Tarih: 26.11.2024 22:05

GERÇEKTEN SEÇME ÖZGÜRLÜĞÜMÜZ VAR MI?

Facebook Twitter Linked-in

 

İnsanlar ona inanıyordu. Cehennemde sonsuza dek yanma ihtimaline inanan insanlar için felsefi bir hata yaparak onları yanlış yönlendirmek istemiyordu. Kafa yorduğu konulardan biri de Tanrı’nın dünyada neden bu kadar çok kötülüğe izin verdiğiydi. 

Aziz Augustin’den bahsediyorum 

Bu gibi sorularla baş edemeyen Augustin Tanrı’nın kötülüğün olmasını istediğine inanmaktan kaçınmanın yolunu, Pers kökenli bir din olan Zerdüştlük’ün bir mezhebi olan Manihaizm’e sığınmakta bulmuştu. Maniciler Tanrı’nın en büyük güç olmadığına inanırlardı. Bunun yerine eşit güce sahip iyi ve kötü arasında sonu gelmez bir savaşın olduğuna inanırlardı. 

Bu inanca göre Tanrı ile Şeytan sürekli bir güç çatışması içindeydi. Her ikisi de son derece güçlüydü ama hiç birinin gücü diğerini yenmeye yetmiyordu. Belirli zamanlarda, belirli yerlerde kötülük üstün gelirdi. Ne var ki kötülük asla uzun sürmezdi. İyilik tekrar geri döner ve zafer kazanırdı. Kötülük karanlık güçlerden, iyilik ise ışığın gücünden gelmekteydi. Tanrı da şeytan da eşit derecede güçlüydü. Eğer bu güç dengesi değişirse evrenin düzeni de bozulurdu. Öyleyse kötülüğün iyilikten başka olası bir kaynağı yoktu.

Kafasını sürekli kurcalayan sorular vardı. “Her şeye gücü yeten Tanrı nasıl olurdu da kötü olanı hoş görebilirdi.

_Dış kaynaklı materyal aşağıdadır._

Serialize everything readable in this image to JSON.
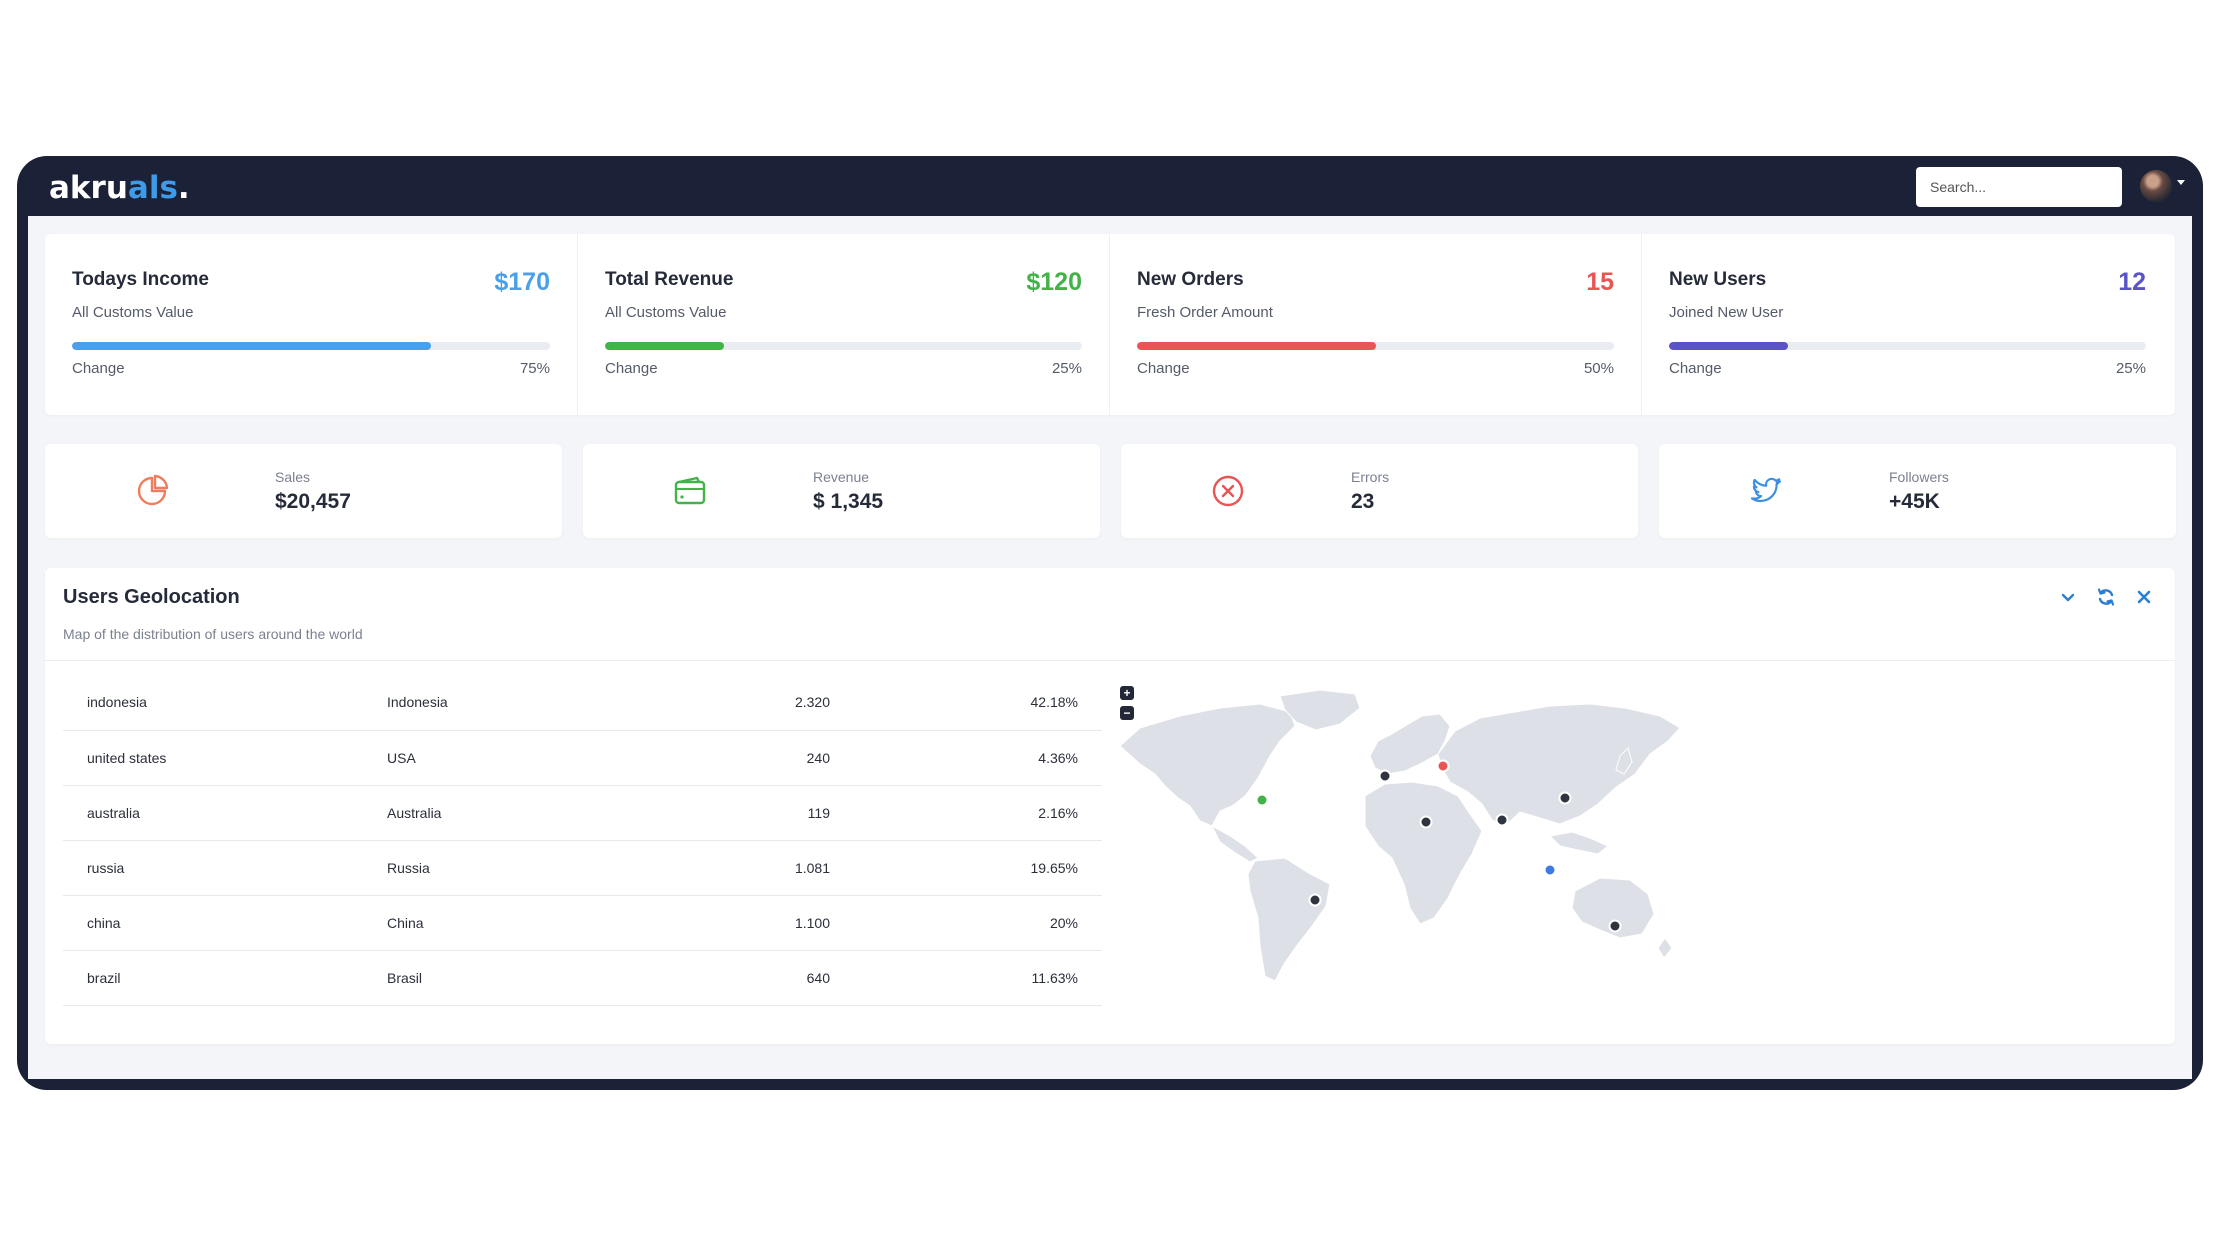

Tanrı kötülüğe engel olamıyorsa, mutlak güce de sahip olamazdı ve yapabilecekleri sınırlıydı. Öte yandan mutlak gücü olduğu halde kötülüğü önlemeye istekli olmayan bir Tanrı, nasıl mutlak iyi olabilirdi?” Bunlar hiç mantıklı gelmiyordu Augustin’e 

Augustin uzun uzun bu problemleri düşündü. Sonunda temel çözümü özgür iradenin varlığına dayandırdı: İnsanın bir sonraki adımında ne yapacağını seçme yeteneğine. Ne var ki, özgür iradeye sahip olmanın bir sonucu da kötü bir şey yapma seçeneğimizin olmasıydı. Yoldan çıkabilir, yalan söylemek, hırsızlık yapmak, insanlara zarar vermek, hatta onları öldürmek gibi kötü şeyler de yapabilirdik. Genellikle bunlar aklımız duygularımıza yenildiğinde gerçekleşiyordu. 

İyi ama Tanrı’nın akıl dağıtırken kıstasları neydi? Orada da eşitlik yoktu. Zor sorulardı bunlar ve Ortaçağdan beri hala cevabını bulamamıştı.

VE GERÇEKTEN SEÇME ÖZGÜRLÜĞÜMÜZ VAR MI?